Un signe d’alarme important : une douleur sportive qui persiste au repos, qui réveille la nuit, ou qui s’accompagne de fièvre ou d’une altération de l’état général n’est pas une blessure sportive banale et nécessite une évaluation médicale rapide.
Quand consulter ?
- Votre enfant ne peut pas poser le pied ou utiliser le membre blessé — une impotence fonctionnelle complète nécessite une évaluation pour rechercher une fracture ou une entorse grave.
- Un gonflement important et rapide apparaît au niveau d’une articulation (genou, cheville) — il peut s’agir d’un épanchement articulaire nécessitant un bilan.
- Une déformation est visible après un traumatisme — consultation urgente.
- La douleur persiste au-delà de quelques jours malgré le repos et les mesures simples (glaçage, repos, antalgiques).
- Une douleur de surmenage empêche votre enfant de pratiquer son sport depuis plus de deux semaines — un bilan et des adaptations de l’entraînement sont nécessaires.
- Votre enfant souffre de blessures à répétition — cela peut témoigner d’un surentraînement, d’un problème biomécanique, ou d’un programme d’entraînement inadapté.
Comment est-ce traité ?
La prise en charge initiale des blessures traumatiques aiguës repose sur la prise en charge suivante : appliquez de la glace enveloppée dans un linge (jamais directement sur la peau) pendant 15 à 20 minutes, mettez le membre au repos, surélevez-le, et appliquez un bandage compressif modéré si possible.

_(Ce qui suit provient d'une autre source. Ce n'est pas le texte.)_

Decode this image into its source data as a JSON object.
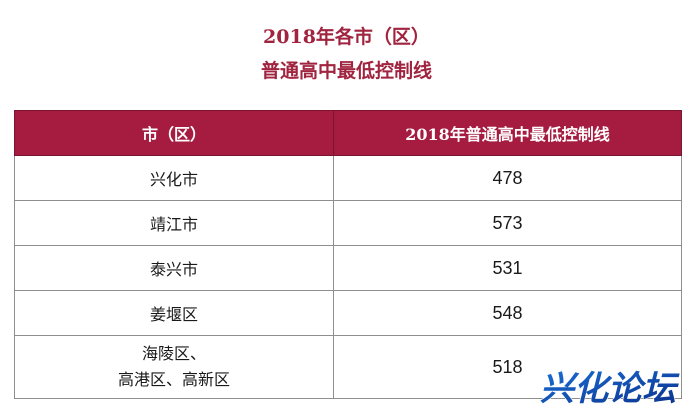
{
  "title": {
    "line1": "2018年各市（区）",
    "line2": "普通高中最低控制线"
  },
  "table": {
    "headers": [
      "市（区）",
      "2018年普通高中最低控制线"
    ],
    "rows": [
      {
        "region_lines": [
          "兴化市"
        ],
        "score": "478"
      },
      {
        "region_lines": [
          "靖江市"
        ],
        "score": "573"
      },
      {
        "region_lines": [
          "泰兴市"
        ],
        "score": "531"
      },
      {
        "region_lines": [
          "姜堰区"
        ],
        "score": "548"
      },
      {
        "region_lines": [
          "海陵区、",
          "高港区、高新区"
        ],
        "score": "518"
      }
    ]
  },
  "watermark": {
    "text": "兴化论坛",
    "colors": [
      "#1a6fd6",
      "#0a2f8a"
    ]
  }
}
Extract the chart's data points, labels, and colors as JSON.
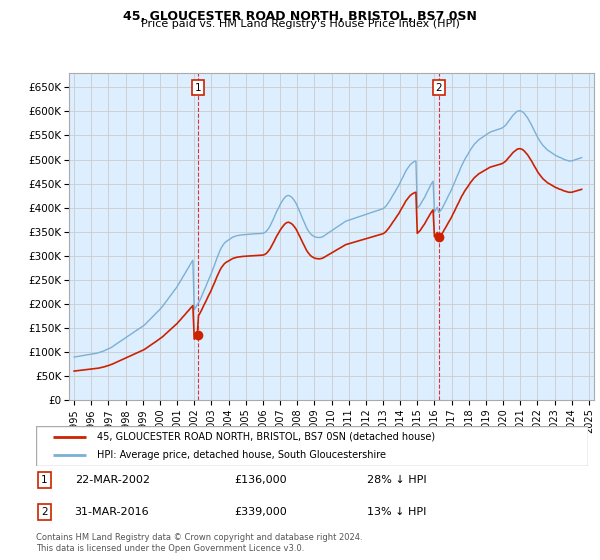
{
  "title": "45, GLOUCESTER ROAD NORTH, BRISTOL, BS7 0SN",
  "subtitle": "Price paid vs. HM Land Registry's House Price Index (HPI)",
  "ylim": [
    0,
    680000
  ],
  "yticks": [
    0,
    50000,
    100000,
    150000,
    200000,
    250000,
    300000,
    350000,
    400000,
    450000,
    500000,
    550000,
    600000,
    650000
  ],
  "ytick_labels": [
    "£0",
    "£50K",
    "£100K",
    "£150K",
    "£200K",
    "£250K",
    "£300K",
    "£350K",
    "£400K",
    "£450K",
    "£500K",
    "£550K",
    "£600K",
    "£650K"
  ],
  "xlim_start": 1994.7,
  "xlim_end": 2025.3,
  "hpi_color": "#7ab0d4",
  "hpi_fill_color": "#ddeeff",
  "sale_color": "#cc2200",
  "vline_color": "#dd3333",
  "annotation_box_color": "#cc2200",
  "grid_color": "#cccccc",
  "background_color": "#eef4fa",
  "legend_label_sale": "45, GLOUCESTER ROAD NORTH, BRISTOL, BS7 0SN (detached house)",
  "legend_label_hpi": "HPI: Average price, detached house, South Gloucestershire",
  "sale1_date": 2002.22,
  "sale1_price": 136000,
  "sale2_date": 2016.25,
  "sale2_price": 339000,
  "footer": "Contains HM Land Registry data © Crown copyright and database right 2024.\nThis data is licensed under the Open Government Licence v3.0.",
  "hpi_dates": [
    1995.0,
    1995.08,
    1995.17,
    1995.25,
    1995.33,
    1995.42,
    1995.5,
    1995.58,
    1995.67,
    1995.75,
    1995.83,
    1995.92,
    1996.0,
    1996.08,
    1996.17,
    1996.25,
    1996.33,
    1996.42,
    1996.5,
    1996.58,
    1996.67,
    1996.75,
    1996.83,
    1996.92,
    1997.0,
    1997.08,
    1997.17,
    1997.25,
    1997.33,
    1997.42,
    1997.5,
    1997.58,
    1997.67,
    1997.75,
    1997.83,
    1997.92,
    1998.0,
    1998.08,
    1998.17,
    1998.25,
    1998.33,
    1998.42,
    1998.5,
    1998.58,
    1998.67,
    1998.75,
    1998.83,
    1998.92,
    1999.0,
    1999.08,
    1999.17,
    1999.25,
    1999.33,
    1999.42,
    1999.5,
    1999.58,
    1999.67,
    1999.75,
    1999.83,
    1999.92,
    2000.0,
    2000.08,
    2000.17,
    2000.25,
    2000.33,
    2000.42,
    2000.5,
    2000.58,
    2000.67,
    2000.75,
    2000.83,
    2000.92,
    2001.0,
    2001.08,
    2001.17,
    2001.25,
    2001.33,
    2001.42,
    2001.5,
    2001.58,
    2001.67,
    2001.75,
    2001.83,
    2001.92,
    2002.0,
    2002.08,
    2002.17,
    2002.25,
    2002.33,
    2002.42,
    2002.5,
    2002.58,
    2002.67,
    2002.75,
    2002.83,
    2002.92,
    2003.0,
    2003.08,
    2003.17,
    2003.25,
    2003.33,
    2003.42,
    2003.5,
    2003.58,
    2003.67,
    2003.75,
    2003.83,
    2003.92,
    2004.0,
    2004.08,
    2004.17,
    2004.25,
    2004.33,
    2004.42,
    2004.5,
    2004.58,
    2004.67,
    2004.75,
    2004.83,
    2004.92,
    2005.0,
    2005.08,
    2005.17,
    2005.25,
    2005.33,
    2005.42,
    2005.5,
    2005.58,
    2005.67,
    2005.75,
    2005.83,
    2005.92,
    2006.0,
    2006.08,
    2006.17,
    2006.25,
    2006.33,
    2006.42,
    2006.5,
    2006.58,
    2006.67,
    2006.75,
    2006.83,
    2006.92,
    2007.0,
    2007.08,
    2007.17,
    2007.25,
    2007.33,
    2007.42,
    2007.5,
    2007.58,
    2007.67,
    2007.75,
    2007.83,
    2007.92,
    2008.0,
    2008.08,
    2008.17,
    2008.25,
    2008.33,
    2008.42,
    2008.5,
    2008.58,
    2008.67,
    2008.75,
    2008.83,
    2008.92,
    2009.0,
    2009.08,
    2009.17,
    2009.25,
    2009.33,
    2009.42,
    2009.5,
    2009.58,
    2009.67,
    2009.75,
    2009.83,
    2009.92,
    2010.0,
    2010.08,
    2010.17,
    2010.25,
    2010.33,
    2010.42,
    2010.5,
    2010.58,
    2010.67,
    2010.75,
    2010.83,
    2010.92,
    2011.0,
    2011.08,
    2011.17,
    2011.25,
    2011.33,
    2011.42,
    2011.5,
    2011.58,
    2011.67,
    2011.75,
    2011.83,
    2011.92,
    2012.0,
    2012.08,
    2012.17,
    2012.25,
    2012.33,
    2012.42,
    2012.5,
    2012.58,
    2012.67,
    2012.75,
    2012.83,
    2012.92,
    2013.0,
    2013.08,
    2013.17,
    2013.25,
    2013.33,
    2013.42,
    2013.5,
    2013.58,
    2013.67,
    2013.75,
    2013.83,
    2013.92,
    2014.0,
    2014.08,
    2014.17,
    2014.25,
    2014.33,
    2014.42,
    2014.5,
    2014.58,
    2014.67,
    2014.75,
    2014.83,
    2014.92,
    2015.0,
    2015.08,
    2015.17,
    2015.25,
    2015.33,
    2015.42,
    2015.5,
    2015.58,
    2015.67,
    2015.75,
    2015.83,
    2015.92,
    2016.0,
    2016.08,
    2016.17,
    2016.25,
    2016.33,
    2016.42,
    2016.5,
    2016.58,
    2016.67,
    2016.75,
    2016.83,
    2016.92,
    2017.0,
    2017.08,
    2017.17,
    2017.25,
    2017.33,
    2017.42,
    2017.5,
    2017.58,
    2017.67,
    2017.75,
    2017.83,
    2017.92,
    2018.0,
    2018.08,
    2018.17,
    2018.25,
    2018.33,
    2018.42,
    2018.5,
    2018.58,
    2018.67,
    2018.75,
    2018.83,
    2018.92,
    2019.0,
    2019.08,
    2019.17,
    2019.25,
    2019.33,
    2019.42,
    2019.5,
    2019.58,
    2019.67,
    2019.75,
    2019.83,
    2019.92,
    2020.0,
    2020.08,
    2020.17,
    2020.25,
    2020.33,
    2020.42,
    2020.5,
    2020.58,
    2020.67,
    2020.75,
    2020.83,
    2020.92,
    2021.0,
    2021.08,
    2021.17,
    2021.25,
    2021.33,
    2021.42,
    2021.5,
    2021.58,
    2021.67,
    2021.75,
    2021.83,
    2021.92,
    2022.0,
    2022.08,
    2022.17,
    2022.25,
    2022.33,
    2022.42,
    2022.5,
    2022.58,
    2022.67,
    2022.75,
    2022.83,
    2022.92,
    2023.0,
    2023.08,
    2023.17,
    2023.25,
    2023.33,
    2023.42,
    2023.5,
    2023.58,
    2023.67,
    2023.75,
    2023.83,
    2023.92,
    2024.0,
    2024.08,
    2024.17,
    2024.25,
    2024.33,
    2024.42,
    2024.5,
    2024.58
  ],
  "hpi_values": [
    90000,
    90500,
    91000,
    91500,
    92000,
    92500,
    93000,
    93500,
    94000,
    94500,
    95000,
    95500,
    96000,
    96500,
    97000,
    97500,
    98000,
    99000,
    100000,
    101000,
    102000,
    103000,
    104500,
    106000,
    107000,
    108500,
    110000,
    112000,
    114000,
    116000,
    118000,
    120000,
    122000,
    124000,
    126000,
    128000,
    130000,
    132000,
    134000,
    136000,
    138000,
    140000,
    142000,
    144000,
    146000,
    148000,
    150000,
    152000,
    154000,
    156000,
    159000,
    162000,
    165000,
    168000,
    171000,
    174000,
    177000,
    180000,
    183000,
    186000,
    189000,
    192000,
    196000,
    200000,
    204000,
    208000,
    212000,
    216000,
    220000,
    224000,
    228000,
    232000,
    236000,
    241000,
    246000,
    251000,
    256000,
    261000,
    266000,
    271000,
    276000,
    281000,
    286000,
    291000,
    188000,
    193000,
    198000,
    203000,
    208000,
    215000,
    222000,
    229000,
    236000,
    243000,
    250000,
    257000,
    264000,
    272000,
    280000,
    288000,
    296000,
    304000,
    311000,
    317000,
    322000,
    326000,
    329000,
    331000,
    333000,
    335000,
    337000,
    339000,
    340000,
    341000,
    342000,
    342500,
    343000,
    343500,
    343800,
    344000,
    344200,
    344500,
    344800,
    345000,
    345200,
    345500,
    345700,
    345900,
    346000,
    346200,
    346400,
    346500,
    347000,
    348000,
    350000,
    353000,
    357000,
    362000,
    368000,
    374000,
    381000,
    388000,
    394000,
    400000,
    406000,
    411000,
    416000,
    420000,
    423000,
    425000,
    425500,
    424000,
    422000,
    419000,
    415000,
    410000,
    404000,
    397000,
    390000,
    383000,
    376000,
    369000,
    362000,
    356000,
    351000,
    347000,
    344000,
    342000,
    340000,
    339000,
    338500,
    338000,
    338200,
    339000,
    340000,
    342000,
    344000,
    346000,
    348000,
    350000,
    352000,
    354000,
    356000,
    358000,
    360000,
    362000,
    364000,
    366000,
    368000,
    370000,
    372000,
    373000,
    374000,
    375000,
    376000,
    377000,
    378000,
    379000,
    380000,
    381000,
    382000,
    383000,
    384000,
    385000,
    386000,
    387000,
    388000,
    389000,
    390000,
    391000,
    392000,
    393000,
    394000,
    395000,
    396000,
    397000,
    398000,
    400000,
    403000,
    407000,
    411000,
    416000,
    421000,
    426000,
    431000,
    436000,
    441000,
    446000,
    452000,
    458000,
    464000,
    470000,
    476000,
    481000,
    485000,
    489000,
    492000,
    494000,
    496000,
    497000,
    399000,
    402000,
    406000,
    411000,
    416000,
    421000,
    427000,
    433000,
    439000,
    445000,
    450000,
    455000,
    391000,
    396000,
    401000,
    390000,
    393000,
    397000,
    402000,
    408000,
    414000,
    420000,
    426000,
    432000,
    438000,
    445000,
    452000,
    459000,
    466000,
    473000,
    480000,
    487000,
    493000,
    499000,
    504000,
    509000,
    514000,
    519000,
    524000,
    528000,
    532000,
    535000,
    538000,
    541000,
    543000,
    545000,
    547000,
    549000,
    551000,
    553000,
    555000,
    557000,
    558000,
    559000,
    560000,
    561000,
    562000,
    563000,
    564000,
    565000,
    567000,
    569000,
    572000,
    576000,
    580000,
    584000,
    588000,
    592000,
    595000,
    598000,
    600000,
    601000,
    601000,
    600000,
    598000,
    595000,
    591000,
    587000,
    582000,
    577000,
    571000,
    565000,
    559000,
    553000,
    547000,
    542000,
    537000,
    533000,
    529000,
    526000,
    523000,
    520000,
    518000,
    516000,
    514000,
    512000,
    510000,
    508000,
    507000,
    505000,
    504000,
    503000,
    501000,
    500000,
    499000,
    498000,
    497000,
    497000,
    497000,
    498000,
    499000,
    500000,
    501000,
    502000,
    503000,
    504000,
    505000,
    506000,
    507000,
    508000,
    509000,
    510000,
    512000,
    514000,
    516000,
    518000,
    480000,
    478000
  ],
  "xticks": [
    1995,
    1996,
    1997,
    1998,
    1999,
    2000,
    2001,
    2002,
    2003,
    2004,
    2005,
    2006,
    2007,
    2008,
    2009,
    2010,
    2011,
    2012,
    2013,
    2014,
    2015,
    2016,
    2017,
    2018,
    2019,
    2020,
    2021,
    2022,
    2023,
    2024,
    2025
  ]
}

Ce protocole, appliqué dès les premières minutes, réduit significativement le gonflement et la douleur. Du Doliprane (paracétamol) peut être administré pour soulager la douleur.

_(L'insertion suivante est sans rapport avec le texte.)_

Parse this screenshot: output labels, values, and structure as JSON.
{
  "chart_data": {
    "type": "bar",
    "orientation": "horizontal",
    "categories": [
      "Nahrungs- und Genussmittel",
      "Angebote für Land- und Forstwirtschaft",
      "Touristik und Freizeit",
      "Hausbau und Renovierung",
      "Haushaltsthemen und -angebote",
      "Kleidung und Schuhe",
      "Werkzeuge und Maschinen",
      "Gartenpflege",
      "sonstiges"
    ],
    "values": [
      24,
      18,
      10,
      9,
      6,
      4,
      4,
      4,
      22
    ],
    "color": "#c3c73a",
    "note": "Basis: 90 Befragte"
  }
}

Les blessures de surmenage reposent avant tout sur le repos sportif relatif : réduction ou adaptation temporaire de l’activité qui provoque la douleur, sans nécessairement arrêter toute activité physique. La maladie d’Osgood-Schlatter, par exemple, n’interdit pas le sport — mais impose de diminuer les sauts et la course tant que la douleur est présente, et de renforcer les étirements. La guérison est spontanée à la fin de la croissance.

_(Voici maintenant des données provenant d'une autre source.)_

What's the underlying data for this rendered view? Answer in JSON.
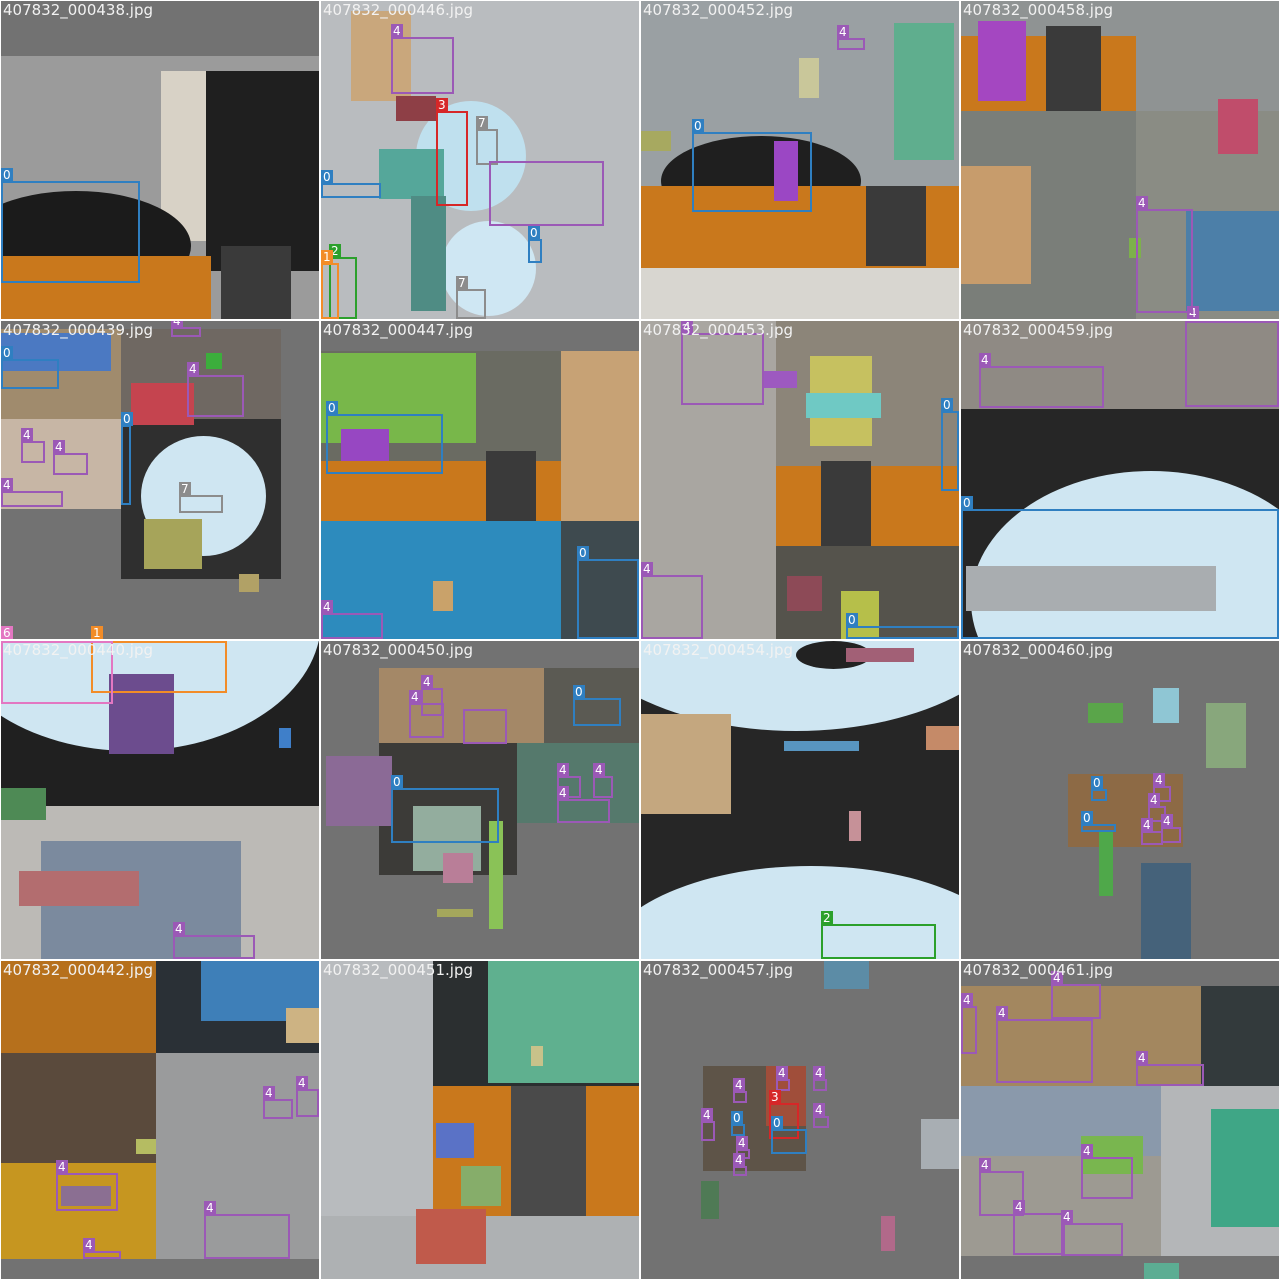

La reprise sportive après une blessure doit être progressive et guidée par l’absence de douleur — jamais forcée. L’adage « no pain, no gain » n’a pas sa place en pédiatrie du sport.
Le saviez-vous ?
La spécialisation sportive précoce — le fait de se concentrer intensivement sur un seul sport avant la puberté — est devenue un sujet de préoccupation majeur en médecine du sport pédiatrique. Les données montrent que les enfants spécialisés très tôt ont un risque de blessure de surmenage multiplié par 1,5 à 2 par rapport à ceux qui pratiquent plusieurs sports. Paradoxalement, la diversification sportive (pratiquer plusieurs sports différents au cours de l’année) semble non seulement protéger contre les blessures, mais aussi favoriser de meilleures performances à long terme. Les recommandations actuelles en médecine du sport sont claires : avant la puberté, encouragez votre enfant à pratiquer plusieurs activités sportives, à développer ses habiletés motrices de façon variée, et à ne pas dépasser un volume d’entraînement (en heures par semaine) supérieur à son âge. La spécialisation peut attendre l’adolescence — les champions qui réussissent le mieux sont souvent ceux qui ont joué à tout quand ils étaient petits.
Sources
Société française de médecine du sport ; Haute Autorité de Santé (HAS) ; Société française de pédiatrie (SFP) ; Bright Futures Guidelines (AAP, 4e édition).